UNICEF spokesperson Marixie Mercado said that one-in-two pregnant and breastfeeding women screened in Tigray were acutely malnourished.
“Our worst fears about the health and well-being of children… are being confirmed,” she told a briefing in Geneva.
Spokespeople for the prime minister and a government task force on Tigray – where fighting between rebellious regional and federal forces have continued since November – did not immediately respond to requests for comment on UNICEF’s statement.
Babies like 20-month-old Aammanuel Merhawi are suffering the most. He is a third below normal weight for his age. His feverish eyes glisten and his ribs are visible as he heaves, vomiting supplementary food fed through a nasal tube. All are signs of severe malnutrition.
“My milk dried up,” his mother, Brkti Gebrehiwot, told Reuters at Wukro General Hospital in northern Tigray on July 11.
Aid agencies say they are about to run out of the formula used to treat 4,000 severely malnourished children every month.

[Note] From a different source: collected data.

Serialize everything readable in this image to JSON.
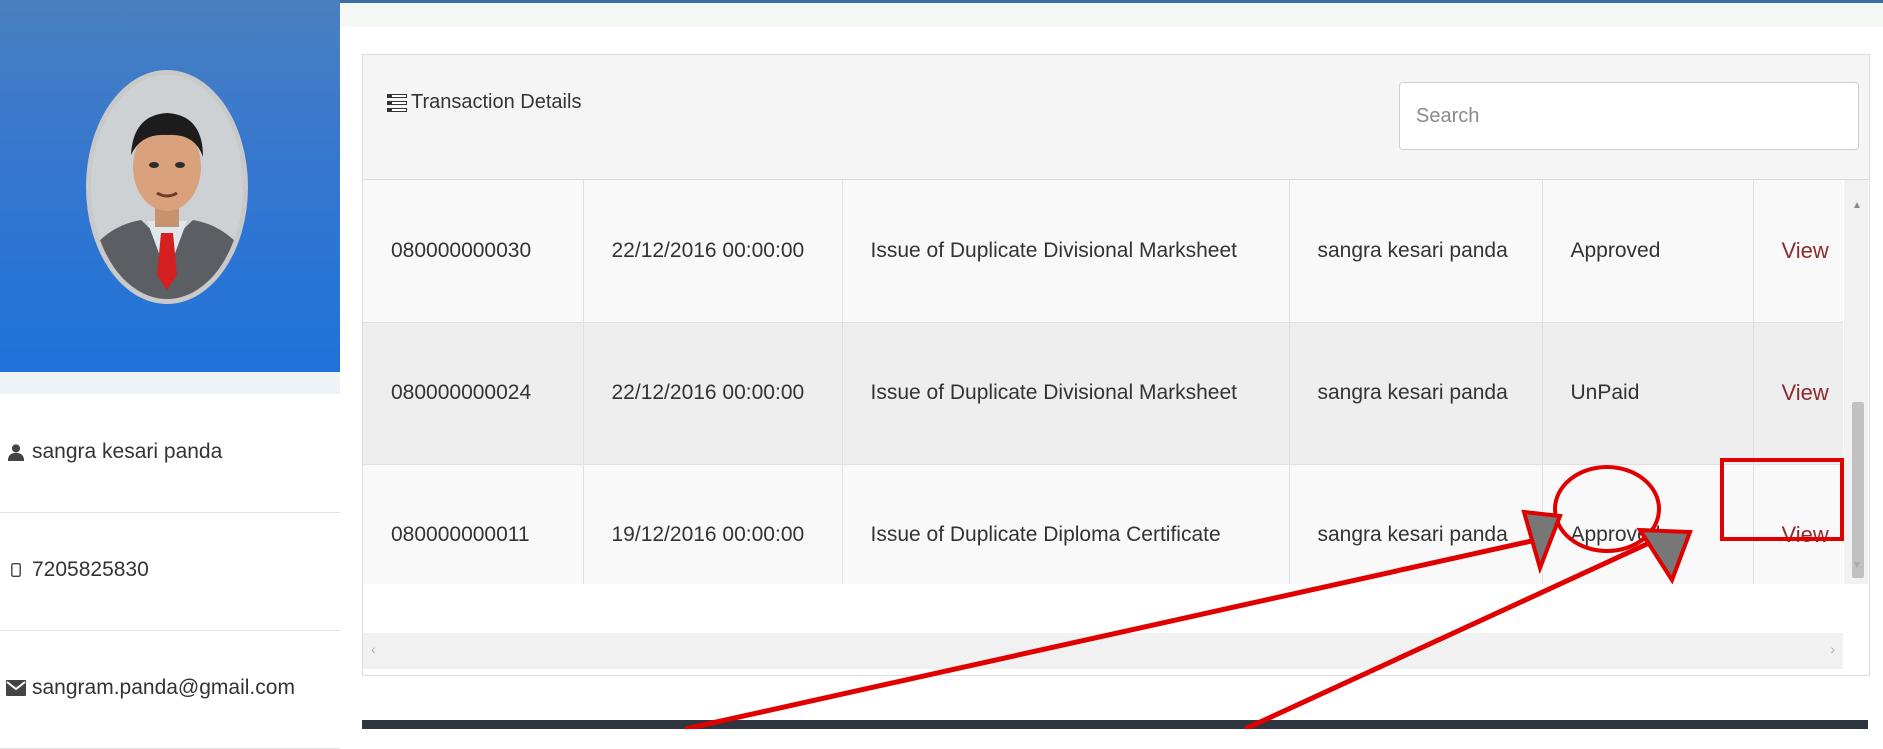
{
  "sidebar": {
    "user_name": "sangra kesari panda",
    "phone": "7205825830",
    "email": "sangram.panda@gmail.com",
    "icons": {
      "user": "user-icon",
      "phone": "mobile-phone-icon",
      "email": "envelope-icon"
    }
  },
  "panel": {
    "title": "Transaction Details",
    "title_icon": "table-list-icon",
    "search_placeholder": "Search"
  },
  "transactions": [
    {
      "id": "080000000030",
      "date": "22/12/2016 00:00:00",
      "service": "Issue of Duplicate Divisional Marksheet",
      "applicant": "sangra kesari panda",
      "status": "Approved",
      "action": "View"
    },
    {
      "id": "080000000024",
      "date": "22/12/2016 00:00:00",
      "service": "Issue of Duplicate Divisional Marksheet",
      "applicant": "sangra kesari panda",
      "status": "UnPaid",
      "action": "View"
    },
    {
      "id": "080000000011",
      "date": "19/12/2016 00:00:00",
      "service": "Issue of Duplicate Diploma Certificate",
      "applicant": "sangra kesari panda",
      "status": "Approved",
      "action": "View"
    }
  ],
  "colors": {
    "banner": "#1f72d8",
    "link": "#8b2c2c",
    "annotation": "#e00000"
  }
}
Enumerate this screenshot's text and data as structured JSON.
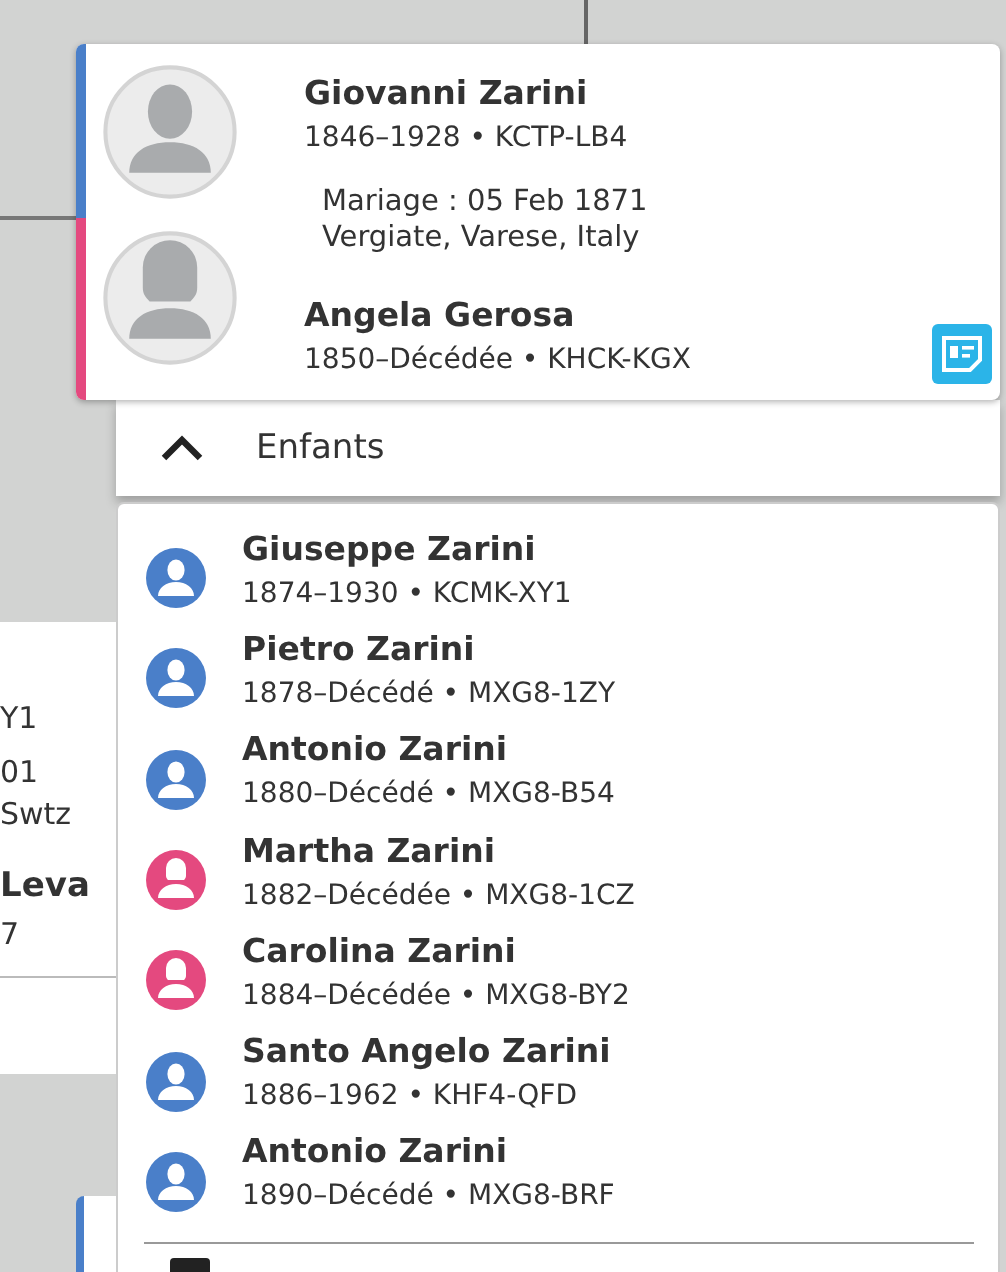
{
  "couple": {
    "father": {
      "name": "Giovanni Zarini",
      "details": "1846–1928 • KCTP-LB4",
      "kind": "male",
      "color": "#4a7fc9"
    },
    "marriage": {
      "date": "Mariage : 05 Feb 1871",
      "place": "Vergiate, Varese, Italy"
    },
    "mother": {
      "name": "Angela Gerosa",
      "details": "1850–Décédée • KHCK-KGX",
      "kind": "female",
      "color": "#e4497f"
    }
  },
  "children_toggle": {
    "label": "Enfants",
    "expanded": true
  },
  "children": [
    {
      "name": "Giuseppe Zarini",
      "details": "1874–1930 • KCMK-XY1",
      "kind": "male",
      "color": "#4a7fc9"
    },
    {
      "name": "Pietro Zarini",
      "details": "1878–Décédé • MXG8-1ZY",
      "kind": "male",
      "color": "#4a7fc9"
    },
    {
      "name": "Antonio Zarini",
      "details": "1880–Décédé • MXG8-B54",
      "kind": "male",
      "color": "#4a7fc9"
    },
    {
      "name": "Martha Zarini",
      "details": "1882–Décédée • MXG8-1CZ",
      "kind": "female",
      "color": "#e4497f"
    },
    {
      "name": "Carolina Zarini",
      "details": "1884–Décédée • MXG8-BY2",
      "kind": "female",
      "color": "#e4497f"
    },
    {
      "name": "Santo Angelo Zarini",
      "details": "1886–1962 • KHF4-QFD",
      "kind": "male",
      "color": "#4a7fc9"
    },
    {
      "name": "Antonio Zarini",
      "details": "1890–Décédé • MXG8-BRF",
      "kind": "male",
      "color": "#4a7fc9"
    }
  ],
  "background_card": {
    "lines": [
      "Y1",
      "01",
      "Swtz",
      "Leva",
      "7"
    ]
  }
}
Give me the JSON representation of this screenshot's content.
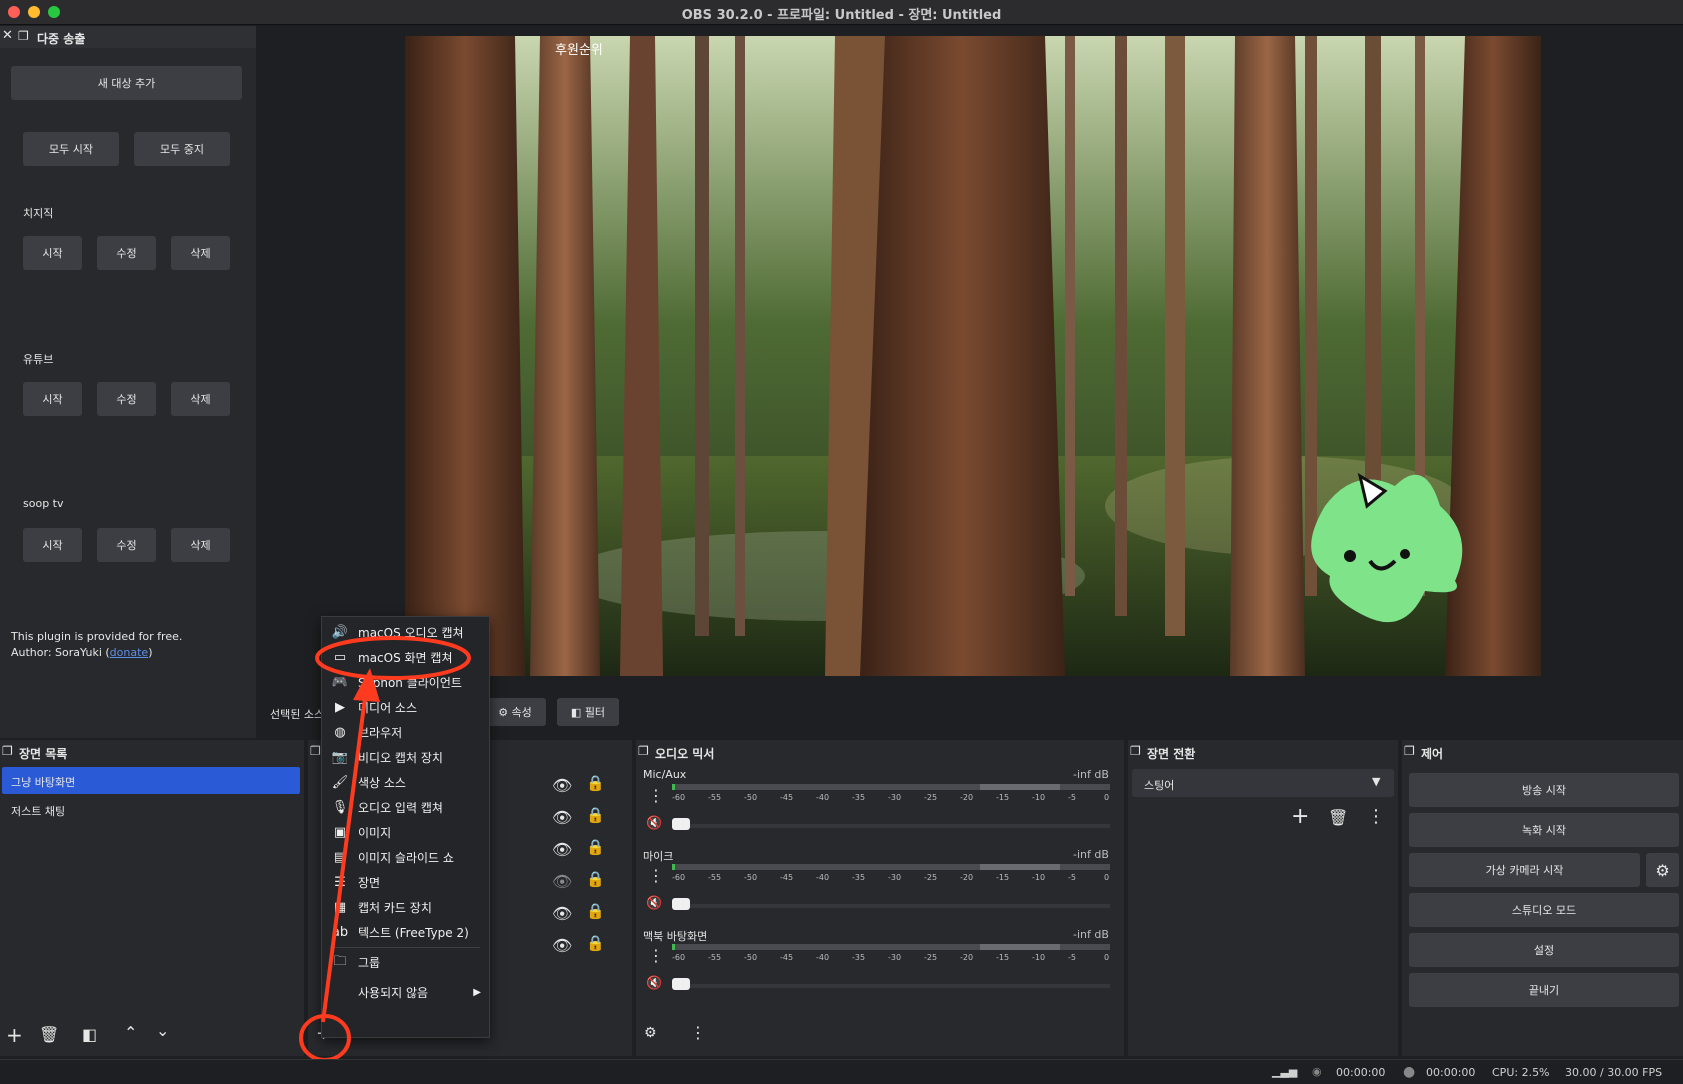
{
  "window": {
    "title": "OBS 30.2.0 - 프로파일: Untitled - 장면: Untitled"
  },
  "multistream": {
    "title": "다중 송출",
    "add_target": "새 대상 추가",
    "start_all": "모두 시작",
    "stop_all": "모두 중지",
    "targets": [
      {
        "name": "치지직",
        "start": "시작",
        "edit": "수정",
        "delete": "삭제"
      },
      {
        "name": "유튜브",
        "start": "시작",
        "edit": "수정",
        "delete": "삭제"
      },
      {
        "name": "soop tv",
        "start": "시작",
        "edit": "수정",
        "delete": "삭제"
      }
    ],
    "footer_line1": "This plugin is provided for free.",
    "footer_author": "Author: SoraYuki (",
    "footer_donate": "donate",
    "footer_close": ")"
  },
  "preview": {
    "overlay_text": "후원순위"
  },
  "source_toolbar": {
    "selected_label": "선택된 소스",
    "properties": "속성",
    "filters": "필터"
  },
  "scenes": {
    "title": "장면 목록",
    "items": [
      "그냥 바탕화면",
      "저스트 채팅"
    ]
  },
  "add_source_menu": {
    "items": [
      {
        "icon": "speaker-icon",
        "label": "macOS 오디오 캡쳐"
      },
      {
        "icon": "monitor-icon",
        "label": "macOS 화면 캡쳐"
      },
      {
        "icon": "gamepad-icon",
        "label": "Syphon 클라이언트"
      },
      {
        "icon": "play-icon",
        "label": "미디어 소스"
      },
      {
        "icon": "globe-icon",
        "label": "브라우저"
      },
      {
        "icon": "camera-icon",
        "label": "비디오 캡처 장치"
      },
      {
        "icon": "brush-icon",
        "label": "색상 소스"
      },
      {
        "icon": "mic-icon",
        "label": "오디오 입력 캡쳐"
      },
      {
        "icon": "image-icon",
        "label": "이미지"
      },
      {
        "icon": "slideshow-icon",
        "label": "이미지 슬라이드 쇼"
      },
      {
        "icon": "list-icon",
        "label": "장면"
      },
      {
        "icon": "capture-card-icon",
        "label": "캡처 카드 장치"
      },
      {
        "icon": "text-icon",
        "label": "텍스트 (FreeType 2)"
      },
      {
        "icon": "folder-icon",
        "label": "그룹"
      },
      {
        "icon": "submenu-icon",
        "label": "사용되지 않음"
      }
    ]
  },
  "audio_mixer": {
    "title": "오디오 믹서",
    "ticks": [
      "-60",
      "-55",
      "-50",
      "-45",
      "-40",
      "-35",
      "-30",
      "-25",
      "-20",
      "-15",
      "-10",
      "-5",
      "0"
    ],
    "channels": [
      {
        "name": "Mic/Aux",
        "level": "-inf dB"
      },
      {
        "name": "마이크",
        "level": "-inf dB"
      },
      {
        "name": "맥북 바탕화면",
        "level": "-inf dB"
      }
    ]
  },
  "transitions": {
    "title": "장면 전환",
    "selected": "스팅어"
  },
  "controls": {
    "title": "제어",
    "start_stream": "방송 시작",
    "start_record": "녹화 시작",
    "virtual_cam": "가상 카메라 시작",
    "studio_mode": "스튜디오 모드",
    "settings": "설정",
    "exit": "끝내기"
  },
  "status_bar": {
    "stream_time": "00:00:00",
    "rec_time": "00:00:00",
    "cpu": "CPU: 2.5%",
    "fps": "30.00 / 30.00 FPS"
  },
  "colors": {
    "accent": "#2b5ad6",
    "annotation": "#ff3b1f"
  }
}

At least three children have died in Wukro hospital since February, nurse Tsehaynesh Gebrehiwot said.
She provided their medical records: four-month-old Awet Gebreslassie weighed 2.6 kilogramnes (5.7 lb), a third of normal weight; one-year-old Robel Gebrezgiher weighed 2 kgs, less than a quarter of normal weight; and Kisanet Hogus, also a year old, weighed 5 kgs – just over half of normal weight.
All died within days of admission.
In Adigrat General Hospital further north, Reuters saw medical records confirming the death of three more malnourished children.
Doctors in both hospitals said they saw between four to 10 severely malnourished children monthly before the conflict erupted in November. Now numbers have more than doubled.
The U.N. says that around 400,000 people are living in famine conditions in Tigray, and more than 90% of the population needs emergency food aid.
In a statement on Thursday evening, the Ethiopian government blamed Tigray regional forces for blocking aid and said it had stockpiled reserve wheat in the region. It gave no details on the stockpile’s location or plans for distribution.
The TPLF was unavailable for comment but has previously said it welcomes aid.
The U.N. says Tigray needs 100 trucks of food daily to prevent mass starvation; only one 50-truck convoy has gotten through in the past month.